You need to install Python 3 on your computer (Python 2 will not work). Download the package, unpack it. You can then run python3 sore-inf.py --help. (Depending on your system, you can give sore-inf.py executable rights and run it directly.)

Example usage

./sore-inf.py abc acb c
Computes a deterministic SORE for the sample consisting of the words abc, acb, and c.

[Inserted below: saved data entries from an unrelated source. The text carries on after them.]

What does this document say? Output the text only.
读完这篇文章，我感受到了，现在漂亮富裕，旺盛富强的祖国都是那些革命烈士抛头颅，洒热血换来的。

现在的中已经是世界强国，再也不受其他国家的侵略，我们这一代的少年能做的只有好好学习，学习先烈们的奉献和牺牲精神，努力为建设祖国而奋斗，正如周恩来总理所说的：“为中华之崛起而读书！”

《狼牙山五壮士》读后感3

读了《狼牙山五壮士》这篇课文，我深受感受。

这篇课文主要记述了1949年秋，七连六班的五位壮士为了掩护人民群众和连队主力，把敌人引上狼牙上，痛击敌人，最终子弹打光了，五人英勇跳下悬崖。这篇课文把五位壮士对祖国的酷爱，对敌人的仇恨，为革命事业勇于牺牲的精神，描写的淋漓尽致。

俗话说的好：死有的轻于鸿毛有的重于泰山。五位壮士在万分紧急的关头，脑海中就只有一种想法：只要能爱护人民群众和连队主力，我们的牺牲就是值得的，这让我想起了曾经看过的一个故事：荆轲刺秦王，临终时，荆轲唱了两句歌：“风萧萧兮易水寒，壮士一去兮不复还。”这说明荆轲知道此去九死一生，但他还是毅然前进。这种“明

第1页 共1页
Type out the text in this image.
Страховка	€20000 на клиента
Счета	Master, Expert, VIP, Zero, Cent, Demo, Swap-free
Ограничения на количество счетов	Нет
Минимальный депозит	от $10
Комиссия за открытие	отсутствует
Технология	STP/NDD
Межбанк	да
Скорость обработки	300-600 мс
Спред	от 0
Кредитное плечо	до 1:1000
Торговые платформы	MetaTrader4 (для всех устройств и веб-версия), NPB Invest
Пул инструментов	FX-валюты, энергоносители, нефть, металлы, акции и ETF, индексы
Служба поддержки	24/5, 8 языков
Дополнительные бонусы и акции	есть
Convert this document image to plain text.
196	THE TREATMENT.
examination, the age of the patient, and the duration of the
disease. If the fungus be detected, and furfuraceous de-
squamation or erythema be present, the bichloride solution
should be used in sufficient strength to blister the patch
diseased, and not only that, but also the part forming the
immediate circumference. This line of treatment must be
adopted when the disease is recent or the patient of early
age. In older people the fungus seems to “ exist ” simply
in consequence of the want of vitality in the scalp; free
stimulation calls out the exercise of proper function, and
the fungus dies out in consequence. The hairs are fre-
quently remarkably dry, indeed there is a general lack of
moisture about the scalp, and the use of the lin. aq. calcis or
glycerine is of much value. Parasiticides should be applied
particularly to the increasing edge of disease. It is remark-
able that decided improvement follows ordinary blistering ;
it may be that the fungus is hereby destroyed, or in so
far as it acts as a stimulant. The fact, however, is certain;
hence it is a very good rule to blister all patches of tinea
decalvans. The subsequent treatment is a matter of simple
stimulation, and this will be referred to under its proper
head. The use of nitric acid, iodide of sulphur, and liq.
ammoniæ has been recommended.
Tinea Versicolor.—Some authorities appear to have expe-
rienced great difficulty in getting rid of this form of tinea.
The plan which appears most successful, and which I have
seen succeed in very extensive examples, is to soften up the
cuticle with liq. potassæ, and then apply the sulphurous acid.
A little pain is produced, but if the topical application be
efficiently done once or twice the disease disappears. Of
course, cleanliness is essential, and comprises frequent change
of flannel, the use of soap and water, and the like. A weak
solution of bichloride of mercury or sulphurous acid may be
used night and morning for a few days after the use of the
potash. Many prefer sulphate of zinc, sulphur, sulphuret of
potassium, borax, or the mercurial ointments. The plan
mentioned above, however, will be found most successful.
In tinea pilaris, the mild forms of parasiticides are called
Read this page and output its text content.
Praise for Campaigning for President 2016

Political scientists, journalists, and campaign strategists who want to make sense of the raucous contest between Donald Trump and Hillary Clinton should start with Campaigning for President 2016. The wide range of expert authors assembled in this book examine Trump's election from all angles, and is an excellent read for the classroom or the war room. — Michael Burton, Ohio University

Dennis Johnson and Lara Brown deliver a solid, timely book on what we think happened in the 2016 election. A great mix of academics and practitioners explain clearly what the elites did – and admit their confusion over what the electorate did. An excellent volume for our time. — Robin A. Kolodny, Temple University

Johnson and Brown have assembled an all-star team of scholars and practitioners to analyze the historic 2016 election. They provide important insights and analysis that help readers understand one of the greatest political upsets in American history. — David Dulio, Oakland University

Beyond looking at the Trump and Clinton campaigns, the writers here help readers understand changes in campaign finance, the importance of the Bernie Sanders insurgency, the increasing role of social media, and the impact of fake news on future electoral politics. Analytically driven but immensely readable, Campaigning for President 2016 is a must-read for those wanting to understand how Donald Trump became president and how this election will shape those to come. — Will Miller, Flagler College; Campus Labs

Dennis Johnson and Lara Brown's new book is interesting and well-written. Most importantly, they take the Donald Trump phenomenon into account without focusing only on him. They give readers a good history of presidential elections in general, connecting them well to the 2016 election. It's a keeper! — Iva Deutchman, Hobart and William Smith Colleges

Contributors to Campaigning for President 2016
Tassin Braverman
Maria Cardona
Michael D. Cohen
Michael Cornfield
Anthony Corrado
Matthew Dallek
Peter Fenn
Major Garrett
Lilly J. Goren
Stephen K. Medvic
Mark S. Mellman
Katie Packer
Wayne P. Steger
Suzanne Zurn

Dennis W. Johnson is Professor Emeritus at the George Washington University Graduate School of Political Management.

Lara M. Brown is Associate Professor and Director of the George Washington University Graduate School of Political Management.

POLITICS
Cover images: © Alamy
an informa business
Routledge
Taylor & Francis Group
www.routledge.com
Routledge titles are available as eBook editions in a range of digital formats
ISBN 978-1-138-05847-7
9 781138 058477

Note that the prettifcation algorithm uses character classes, e.g., instead of (a|b|c), it writes [a-c].

Implementation notes

Authors and license

The core inference algorithm was implemented by Dominik D. Freydenberger and uses this implementation of Tarjan's Algorithm by Dries Verdegem (which, to our knowledge, is in the public domain). The prettification algorithm is a part of the M.O.D.O.D. library, which was designed (only for DREs) by Dominik D. Freydenberger and implemented by Christoph Burschka. The creation of the M.O.D.O.D. library was generously supported by the program "Nachwuchswissenschaftler/innen im Fokus" (Goethe University). We put this stuff under the MIT License, and the source code is already included.